Custeau – Court of Quebec finds that GAAR did not apply where individuals used PUC thrust upon them by an arm’s length investor (through PUC averaging) to subsequently strip surplus
When the taxpayers’ corporation (“Opco”), a small business corporation, was in financial difficulty, a Quebec regional development fund agreed to inject equity capital in Opco on terms dictated by the fund – which entailed the fund investing in the common shares of Opco, so that the paid-up capital of the taxpayers’ shares was boosted from a nominal amount to $1.45 million. About five years later, the taxpayers engaged in capital gains crystallization transactions in which they transferred most of their common shares of Opco to personal holding companies, realizing capital gains of $1 million, and took back preferred shares with a correlative adjusted cost base and also a paid-up capital that reflected the earlier step-up in the transferred shares’ PUC. Following the repurchase of all of the fund’s common shares of Opco, the taxpayers’ had their Holdcos distribute most of the PUC of their preferred shares in cash.
The ARQ considered there to have been abusive surplus-stripping, and applied the Quebec general anti-avoidance rule to treat most of the paid-up capital distributions as taxable dividends. Dortélus JCQ found both that there had been no avoidance transaction (with his focus being on the boosting of the paid-up capital of the taxpayers’ shares), and that there was no abusive tax avoidance.
Respecting his first finding, he noted that the increase in the taxpayers’ PUC was not their doing but was a result of terms imposed by the fund, and that at that time it was “financially inconceivable” that Opco would be able to turn around within six years so as to both redeem out the fund at a large gain to it and fund the distribution of the taxpayers’ PUC.
Respecting his second finding, he accepted the taxpayers’ submission that Pomerleau and 1245989 were distinguishable on the basis that in those two decisions “the surpluses were stripped as part of ‘internal’ transactions between individuals and corporations not dealing at arm’s length, which is not the case here, as there is an arm’s length relationship between the plaintiffs and [the fund].”

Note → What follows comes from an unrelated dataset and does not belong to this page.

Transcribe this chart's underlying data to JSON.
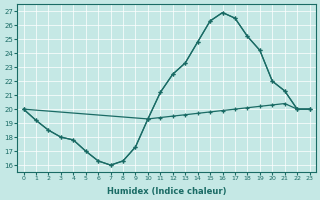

Neal Armstrong. Summaries of Custeau v. Agence du revenu du Québec, 2018 QCCQ 5692 under s. 245(3) and s. 245(4).
Where an LLC has a Canadian business, it may be advantageous for U.S. members to hold their membership interests through S Corps
Art. IV(6) of the Canada-U.S. Treaty does not provide Treaty benefits to non-U.S. residents (including Canadians) investing through an LLC. This extends to the situation where the LLC carries on business in Canada but does not have a Canadian permanent establishment, so that only the income allocable to the LLC's U.S. resident members would be exempted under Art. VII. Where U.S. resident individuals invest through an LLC, CRA considers that the pro rata share of branch earnings attributable to them should be subject to branch tax at the statutory 25% rate rather than the Treaty-reduced 5% rate, since the relieving provisions in Art. X(6) are only applicable to corporations. This might be addressed by interposing S Corps (viewed by CRA as Treaty residents notwithstanding their U.S. tax transparency) as the members of the LLC.
Neal Armstrong. Summary of Julie Colden and Éric Lévesque, “An In-Depth Look at the Hybrid Rules in the Fifth Protocol,” 2017 Annual CTF Conference draft paper under Treaties – Income Tax Conventions – Art. 4.